José es librero de segunda generación; su padre era “el bueno”, dice con humildad, aunque su propia trayectoria demuestra que la pasión por los libros también se hereda con fuerza.
Especializado durante años en libros de ciencias médicas, José recorría Sinaloa de consultorio en consultorio, llevando las novedades editoriales a los especialistas cuando esa era la única forma de actualizarse.
Con el tiempo, su labor se fue transformando en algo más amplio y, a la vez, más íntimo: reunir libros de todo tipo y darles una nueva vida entre las manos de quien esté dispuesto a leerlos.
Para mí es mucha satisfacción, es una tranquilidad es un final feliz, yo tengo 68 años, entonces la expectativa de vida para que evadirla no entonces hay que tratar de hacer lo último lo mejor que podemos hacer y yo tengo dicho que no importa morir lo que importa es morir con dignidad sirviendo al ser humano, y esto encuentro yo una labor muy bonita, muy benéfica para las personas para desarrollar el pensamiento crítico muy importante”, expresó.
Expresó que dicho tianguis es su final feliz y a pesar de que no tiene un inventario exacto reconoció que ya cuenta con más libros de los que debería, pero tiene claro su propósito: rescatar los libros que la gente desecha, clasificar lo que aún puede servir, venderlo a bajo costo, y reciclar lo que ya no puede contar más historias.
Desde la pandemia, José prácticamente no ha salido de su pequeño local. “Este lugar es mi monasterio, el plan de Dios para mí”, expresó con una sonrisa. Ahí vive, ahí trabaja, y ahí espera con paciencia que llegue el lector adecuado para cada libro ya que su fe en la cultura y su dignidad lo mantienen de pie.

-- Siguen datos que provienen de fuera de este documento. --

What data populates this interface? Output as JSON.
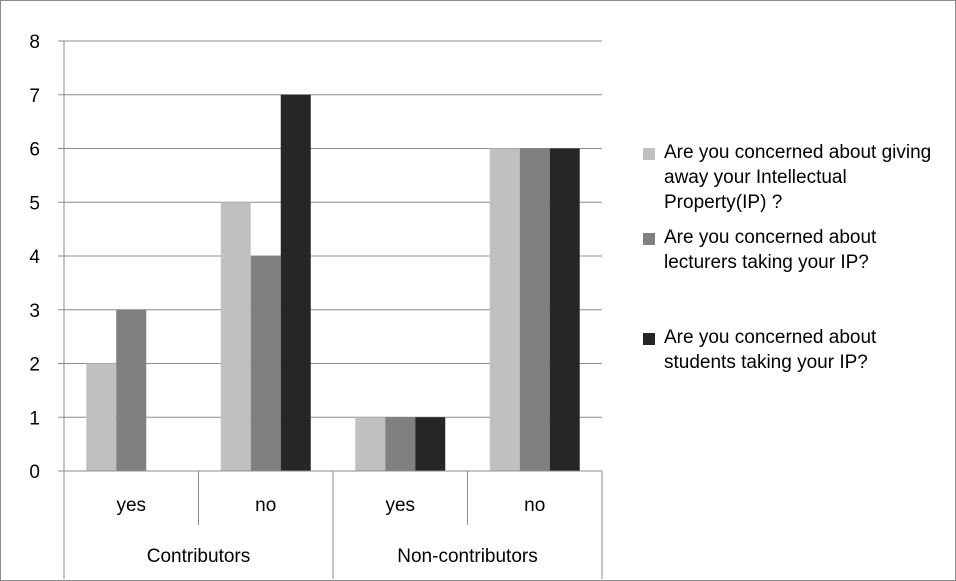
{
  "chart_data": {
    "type": "bar",
    "categories": [
      "yes",
      "no",
      "yes",
      "no"
    ],
    "groups": [
      {
        "label": "Contributors",
        "categories": [
          "yes",
          "no"
        ]
      },
      {
        "label": "Non-contributors",
        "categories": [
          "yes",
          "no"
        ]
      }
    ],
    "series": [
      {
        "name": "Are you concerned about giving away your Intellectual Property(IP) ?",
        "values": [
          2,
          5,
          1,
          6
        ],
        "color": "#c0c0c0"
      },
      {
        "name": "Are you concerned about lecturers taking your IP?",
        "values": [
          3,
          4,
          1,
          6
        ],
        "color": "#808080"
      },
      {
        "name": "Are you concerned about students taking your IP?",
        "values": [
          0,
          7,
          1,
          6
        ],
        "color": "#262626"
      }
    ],
    "ylim": [
      0,
      8
    ],
    "yticks": [
      "0",
      "1",
      "2",
      "3",
      "4",
      "5",
      "6",
      "7",
      "8"
    ],
    "grid": true,
    "legend_position": "right"
  }
}
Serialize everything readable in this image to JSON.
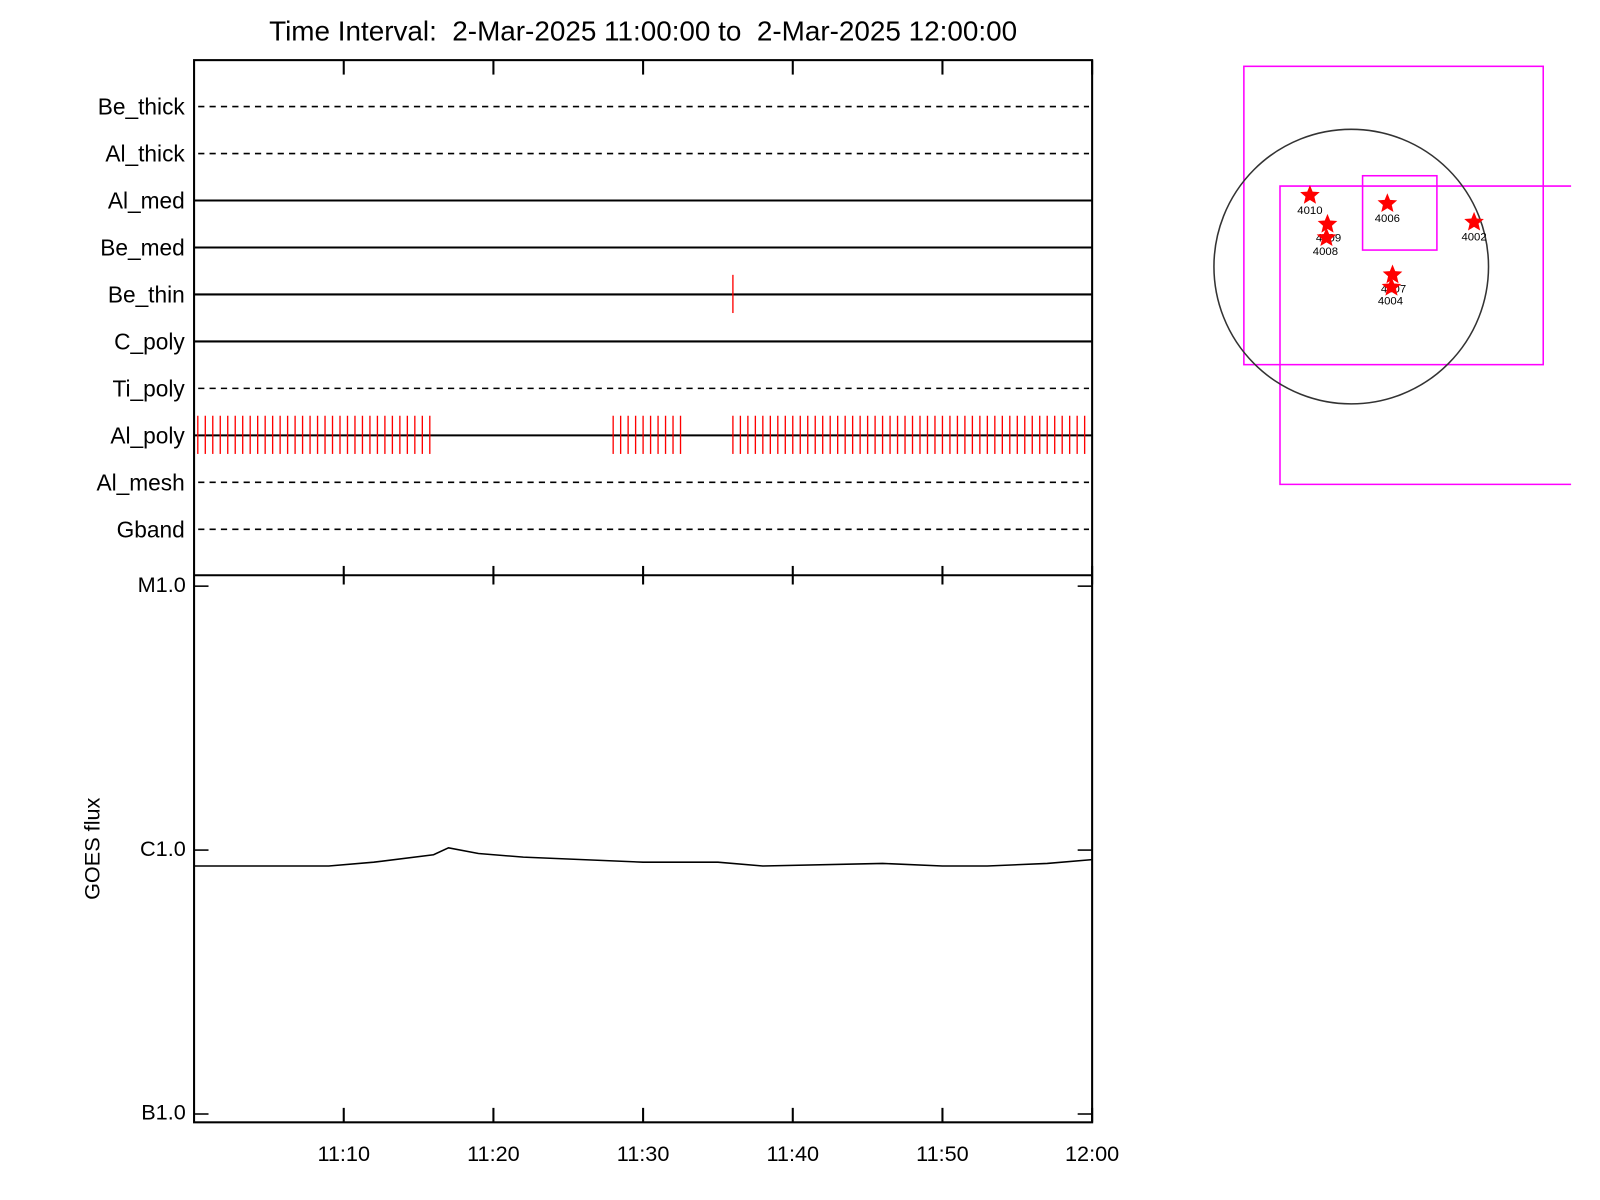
{
  "chart_data": [
    {
      "type": "timeline",
      "title": "Time Interval:  2-Mar-2025 11:00:00 to  2-Mar-2025 12:00:00",
      "categories": [
        "Be_thick",
        "Al_thick",
        "Al_med",
        "Be_med",
        "Be_thin",
        "C_poly",
        "Ti_poly",
        "Al_poly",
        "Al_mesh",
        "Gband"
      ],
      "dashed": [
        true,
        true,
        false,
        false,
        false,
        false,
        true,
        false,
        true,
        true
      ],
      "color": "#ff0000",
      "xlim": [
        "11:00",
        "12:00"
      ],
      "events": [
        [],
        [],
        [],
        [],
        [
          "11:36:00"
        ],
        [],
        [],
        [
          "11:00:15",
          "11:00:45",
          "11:01:15",
          "11:01:45",
          "11:02:15",
          "11:02:45",
          "11:03:15",
          "11:03:45",
          "11:04:15",
          "11:04:45",
          "11:05:15",
          "11:05:45",
          "11:06:15",
          "11:06:45",
          "11:07:15",
          "11:07:45",
          "11:08:15",
          "11:08:45",
          "11:09:15",
          "11:09:45",
          "11:10:15",
          "11:10:45",
          "11:11:15",
          "11:11:45",
          "11:12:15",
          "11:12:45",
          "11:13:15",
          "11:13:45",
          "11:14:15",
          "11:14:45",
          "11:15:15",
          "11:15:45",
          "11:28:00",
          "11:28:30",
          "11:29:00",
          "11:29:30",
          "11:30:00",
          "11:30:30",
          "11:31:00",
          "11:31:30",
          "11:32:00",
          "11:32:30",
          "11:36:00",
          "11:36:30",
          "11:37:00",
          "11:37:30",
          "11:38:00",
          "11:38:30",
          "11:39:00",
          "11:39:30",
          "11:40:00",
          "11:40:30",
          "11:41:00",
          "11:41:30",
          "11:42:00",
          "11:42:30",
          "11:43:00",
          "11:43:30",
          "11:44:00",
          "11:44:30",
          "11:45:00",
          "11:45:30",
          "11:46:00",
          "11:46:30",
          "11:47:00",
          "11:47:30",
          "11:48:00",
          "11:48:30",
          "11:49:00",
          "11:49:30",
          "11:50:00",
          "11:50:30",
          "11:51:00",
          "11:51:30",
          "11:52:00",
          "11:52:30",
          "11:53:00",
          "11:53:30",
          "11:54:00",
          "11:54:30",
          "11:55:00",
          "11:55:30",
          "11:56:00",
          "11:56:30",
          "11:57:00",
          "11:57:30",
          "11:58:00",
          "11:58:30",
          "11:59:00",
          "11:59:30"
        ],
        [],
        []
      ]
    },
    {
      "type": "line",
      "y_label": "GOES flux",
      "log_scale": true,
      "color": "#000000",
      "x": [
        "11:00",
        "11:09",
        "11:12",
        "11:16",
        "11:17",
        "11:19",
        "11:22",
        "11:30",
        "11:35",
        "11:38",
        "11:46",
        "11:50",
        "11:53",
        "11:57",
        "12:00"
      ],
      "values": [
        8.7e-07,
        8.7e-07,
        9e-07,
        9.6e-07,
        1.02e-06,
        9.7e-07,
        9.4e-07,
        9e-07,
        9e-07,
        8.7e-07,
        8.9e-07,
        8.7e-07,
        8.7e-07,
        8.9e-07,
        9.2e-07
      ],
      "xlim": [
        "11:00",
        "12:00"
      ],
      "xticks": [
        "11:10",
        "11:20",
        "11:30",
        "11:40",
        "11:50",
        "12:00"
      ],
      "ylim": [
        9.3e-08,
        1.1e-05
      ],
      "yticks": [
        {
          "value": 1e-07,
          "label": "B1.0"
        },
        {
          "value": 1e-06,
          "label": "C1.0"
        },
        {
          "value": 1e-05,
          "label": "M1.0"
        }
      ]
    }
  ],
  "map": {
    "labels": [
      "4010",
      "4009",
      "4008",
      "4006",
      "4002",
      "4007",
      "4004"
    ]
  }
}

“Pues hasta ahorita no ha habido quien se vaya sin sin libros, las personas tienen han venido por curiosidad o algo siempre encuentran en un libro el que le llame la atención, ya sé que traen en mente o alguno que sorpresivamente le llama la atención”, aseguró.
Atiende de lunes a sábado, desde las 8 de la mañana hasta el anochecer. Los domingos, se va al Tianguis Los Huizaches donde sigue sembrando páginas en tierra fértil.
Antes de despedirse, lanzó un llamado a la ciudadanía a que visiten el tianguis reiterando que los libros en su local no son caros pues son para el pueblo. “Esto es una labor cultural, humanitaria. Los libros no se tiran, se comparten”, afirmó.
El paraíso literario de José se encuentra en la colonia Tierra Blanca por la calle Josefa Ortiz de Domínguez con número 83 a un costado de escuela de enfermería.